Dhaka,

27 July 2024


Fireworks, weapons light skies as world enters 2024

World Desk

Published: 10:32, 1 January 2024

Fireworks, weapons light skies as world enters 2024

Photo: Collected

Fireworks illuminated skies over Paris, Rio and Sydney to celebrate the entry to 2024, while in Israel, Gaza and Ukraine, rockets and strikes marked the year's earliest hours.
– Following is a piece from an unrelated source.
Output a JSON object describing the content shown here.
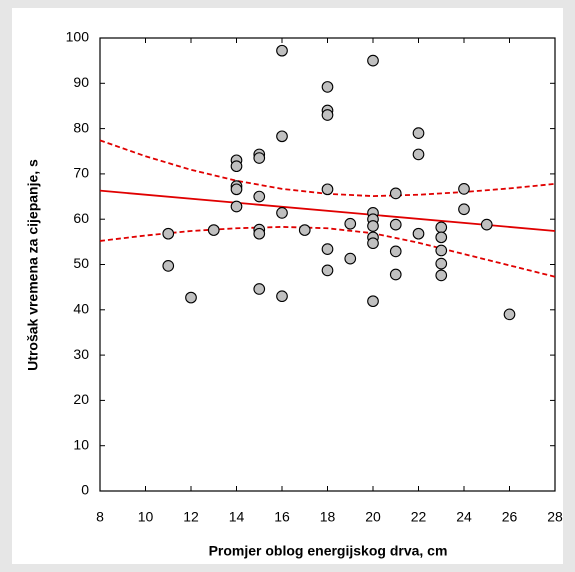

 Much of the world's population -- now more than eight billion -- is hoping to shake off high living costs and global tumult in 2024, which will bring elections concerning half the world's population and the Paris Olympics.
 
   But with the new year barely started there were already ominous signs: at the stroke of midnight in Gaza a barrage of rockets was fired towards Israel -- a twisted reflection of the fireworks lighting up night skies elsewhere
around the world.
 
   In New York City, thousands of visitors lined up for a chance to see the annual dropping of a giant illuminated ball in Times Square.
 
   Nearby stallholders hawked vuvuzelas and 2024-branded hats as police fanned out across central Manhattan, towing suspicious cars, closing roads and manning a ring of steel screening would-be revelers.
 
   Hours earlier, more than a million partygoers had packed in around the harbor in Sydney, the self-proclaimed "New Year's capital of the world," to watch eight tonnes of fireworks.
 
   Pyrotechnics also illuminated the skies in Auckland, Hong Kong, Manila and Jakarta.
 
   Nudist bathers wearing Santa hats waded into the mild waters of southern France, while revelers danced in the streets in Greece's Thessaloniki.
 
   In Denmark, popular Queen Margrethe II, Europe's longest-serving monarch, chose her New Year's Eve address to announce her coming abdication.
 
   The 83-year-old monarch will step down in favor of her son, Crown Prince Frederik, after 52 years on the throne.
 
   The last 12 months brought "Barbenheimer" to the box office, a proliferation of human-seeming artificial intelligence tools, and a world- first whole-eye transplant.
 
   India outgrew China as the world's most populous country, and then became the first nation to land an unmanned craft on the Moon's south pole.
 
   It was also the hottest year since records began in 1880, with a spate of climate-fuelled disasters striking across the world.
 
   Fans bade adieu to "Queen of Rock 'n' Roll" Tina Turner, "Friends" actor Matthew Perry, hell-raising Anglo-Irish songsmith Shane MacGowan, and master dystopian novelist Cormac McCarthy. - Rebuilding -
 
   2023 will be remembered for war in the Middle East, after Hamas's unprecedented October 7 raids on southern Israel and Israel's ferocious reprisals on Gaza.
 
   The United Nations estimates that almost two million Gazans have been displaced since Israel's siege began, or about 85 percent of the peacetime population.
 
   With once-bustling Gaza City neighborhoods reduced to rubble, there were few places left to mark the new year -- and fewer loved ones to celebrate with.